THE VISIT OF THE TURBULENT GRANDFATHER
It was long remembered in the Cherokee nation. Their grandfather came to the Overhill towns on the banks of the Tennessee River in a most imperious frame of mind.
“Give me a belt!” he cried in irrelevant response to every gracious overture of hospitality. For although presents were heaped upon him, the official belt of the Cherokee nation was not among them, and he cast them all aside as mere baubles.
Even the clever subterfuges of that master of statecraft, the half-king, Atta-Kulla-Kulla, might not avail. “N’tschutti!” (Dear friend) he said once in eager propitiation; “Gooch ili lehelecheu?” (Does your father yet live?) He spoke in a gentle voice and slowly, the Delaware language being unaccustomed to his lips. “Tell the great sakimau I well remember him!” And he laid a string of beads on the arm of the quivering Lenape, for their grandfather was of that nationality.
But what flout of Fate was this?

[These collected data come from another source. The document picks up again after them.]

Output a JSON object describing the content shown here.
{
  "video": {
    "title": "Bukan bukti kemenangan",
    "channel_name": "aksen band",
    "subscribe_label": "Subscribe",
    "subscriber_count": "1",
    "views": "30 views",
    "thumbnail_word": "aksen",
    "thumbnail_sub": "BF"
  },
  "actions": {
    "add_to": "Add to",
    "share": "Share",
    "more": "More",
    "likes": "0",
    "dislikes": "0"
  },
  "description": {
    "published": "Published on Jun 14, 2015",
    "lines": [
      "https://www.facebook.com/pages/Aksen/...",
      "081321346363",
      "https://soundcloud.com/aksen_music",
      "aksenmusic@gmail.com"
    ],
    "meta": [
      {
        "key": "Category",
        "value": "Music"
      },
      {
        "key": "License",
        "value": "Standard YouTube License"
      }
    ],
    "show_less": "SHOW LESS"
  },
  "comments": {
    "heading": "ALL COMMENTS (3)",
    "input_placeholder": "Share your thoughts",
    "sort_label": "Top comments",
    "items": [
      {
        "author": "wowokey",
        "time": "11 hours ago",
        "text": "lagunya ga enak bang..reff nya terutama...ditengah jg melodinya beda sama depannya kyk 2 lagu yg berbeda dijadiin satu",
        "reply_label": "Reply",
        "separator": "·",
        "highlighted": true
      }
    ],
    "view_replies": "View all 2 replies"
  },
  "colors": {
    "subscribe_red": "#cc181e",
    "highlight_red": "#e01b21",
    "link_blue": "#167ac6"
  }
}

Not the coveted string of wampum, the official token, its significance not to be argued away, or overlooked, or mistaken—but instead a necklace of pearls, the fine freshwater gems of the region, so often mentioned by the elder writers and since held to be mythical or exaggeration of the polish of mere shell beads till the recent discoveries have placed once more the yield of the Unio margaritiferus of the rivers of Tennessee on metropolitan markets.
A personal gift—of the rarest, it is true—but a mere trifle in the estimation of Tscholens, in comparison with that national recognition which he craved and which a tribe of warriors awaited.